Ce portrait a été réalisé le 12 juin 2015 à l'occasion des "Rencontres de Ségolène" qui sont des dîners de femmes destinés à créer un temps de rencontre et de partage autour d'une personnalité qui livre son parcours de vie dans sa globalité.
Médecin spécialisé en psychiatrie criminelle, Magali Bodon-Bruzel s’emploie à chercher « un sens derrière l’acte insensé » et une part d’humanité derrière les figures les plus effrayantes de nos sociétés ; Celles de la folie meurtrière. Voyage en terre inconnue.
Par Caroline Castets
Un labyrinthe de lignes sombres enchevêtrées. Inextricables. Un titre en lettres rouges, d’une brutalité sans fard. A elle seule, la couverture de ce livre L’homme qui voulait cuire sa mère *- co-écrit avec un ami romancier - résume l’univers professionnel de Magali Bodon-Bruzel et ce qui le caractérise : l’enfermement - carcéral et mental – et la difficulté de s’y frayer un passage. C’est pourtant ce à quoi s’emploie depuis bientôt vingt ans cette femme menue aux yeux rieurs et aux boucles blondes, spécialiste de psychiatrie criminelle, habituée des tribunaux, des expertises légales et des unités pour malades dangereux. Habituée à la folie humaine, à la peur qu’elle génère et à la souffrance qu’elle recèle. Habituée, aussi, à l’incompréhension des autres face à ce choix de carrière.

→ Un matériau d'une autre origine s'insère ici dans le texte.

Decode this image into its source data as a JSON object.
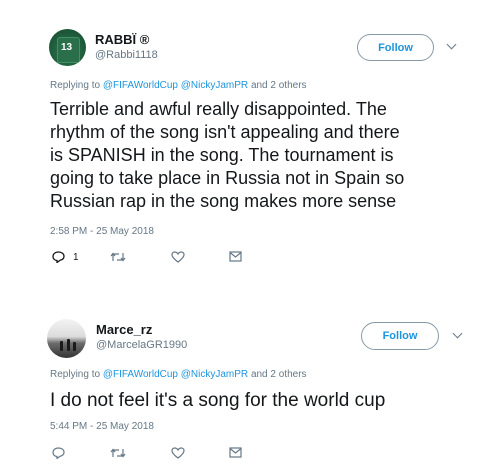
{
  "tweet1": {
    "name": "RABBÏ ®",
    "handle": "@Rabbi1118",
    "avatar_number": "13",
    "follow_label": "Follow",
    "replying_prefix": "Replying to",
    "replying_to_1": "@FIFAWorldCup",
    "replying_to_2": "@NickyJamPR",
    "replying_suffix": "and 2 others",
    "text_lines": [
      "Terrible and awful really disappointed. The",
      "rhythm of the song isn't appealing and there",
      "is SPANISH in the song. The tournament is",
      "going to take place in Russia not in Spain so",
      "Russian rap in the song makes more sense"
    ],
    "timestamp": "2:58 PM - 25 May 2018",
    "reply_count": "1",
    "icons": [
      "reply-icon",
      "retweet-icon",
      "like-icon",
      "message-icon"
    ]
  },
  "tweet2": {
    "name": "Marce_rz",
    "handle": "@MarcelaGR1990",
    "follow_label": "Follow",
    "replying_prefix": "Replying to",
    "replying_to_1": "@FIFAWorldCup",
    "replying_to_2": "@NickyJamPR",
    "replying_suffix": "and 2 others",
    "text": "I do not feel it's a song for the world cup",
    "timestamp": "5:44 PM - 25 May 2018",
    "icons": [
      "reply-icon",
      "retweet-icon",
      "like-icon",
      "message-icon"
    ]
  },
  "colors": {
    "link": "#1b95e0",
    "muted": "#657786",
    "text": "#14171a"
  }
}
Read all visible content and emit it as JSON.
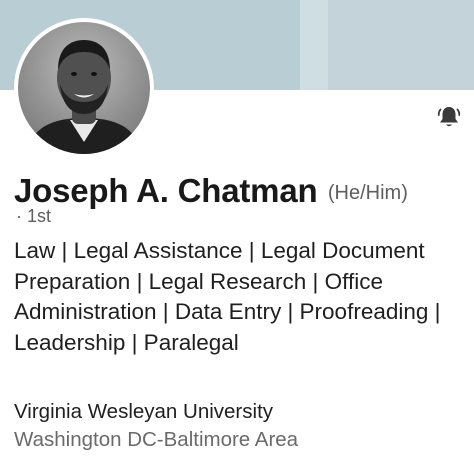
{
  "profile": {
    "name": "Joseph A. Chatman",
    "pronouns": "(He/Him)",
    "degree": "· 1st",
    "headline": "Law | Legal Assistance | Legal Document Preparation | Legal Research | Office Administration | Data Entry | Proofreading | Leadership | Paralegal",
    "school": "Virginia Wesleyan University",
    "location": "Washington DC-Baltimore Area"
  },
  "icons": {
    "notification": "bell-icon",
    "avatar": "profile-photo"
  },
  "colors": {
    "banner": "#b9cdd4",
    "secondary_text": "#5f5f5f",
    "location_text": "#6a6a6a"
  }
}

Pour l’expliquer, elle n’évoque ni cheminement personnel ni prédestination, mais un enchaînement d’éléments extérieurs : une première dose d’incitation parentale qui la pousse vers la médecine, une part de hasard, quelques rencontres et à l’arrivée, une évidence. Elle qui, adolescente, se passionnait de musique renaissance et se rêvait chef d’orchestre ferait du « monde fracassé » de la folie son quotidien.
UN MONDE EXTRAORDINAIRE
Un quotidien dont elle a un premier aperçu lorsqu’en quatrième année d’étude de médecine à Marseille, elle approche pour la première fois un service de psychiatrie. Elle y découvre les psychoses hallucinatoires, les délires paranoïaques, la schizophrénie… Cela aurait du être un choc ; ça sera « un émerveillement ». « La rencontre avec un monde extraordinaire », se souvient-elle. Quelque chose de tellement complexe et saisissant « qu’il se rapproche de la poésie » et d’un monde littéraire qui l’a toujours enthousiasmée. Au point qu’elle y voit l’opportunité de concilier deux passions en s’engageant dans un double cursus: médecine et lettres. Le corps et les mots. Deux univers traditionnellement opposés mais pour Magali, deux modes de perception complémentaires d’un même « mystère merveilleux ». Celui de l’âme humaine et de ses zones d’ombre.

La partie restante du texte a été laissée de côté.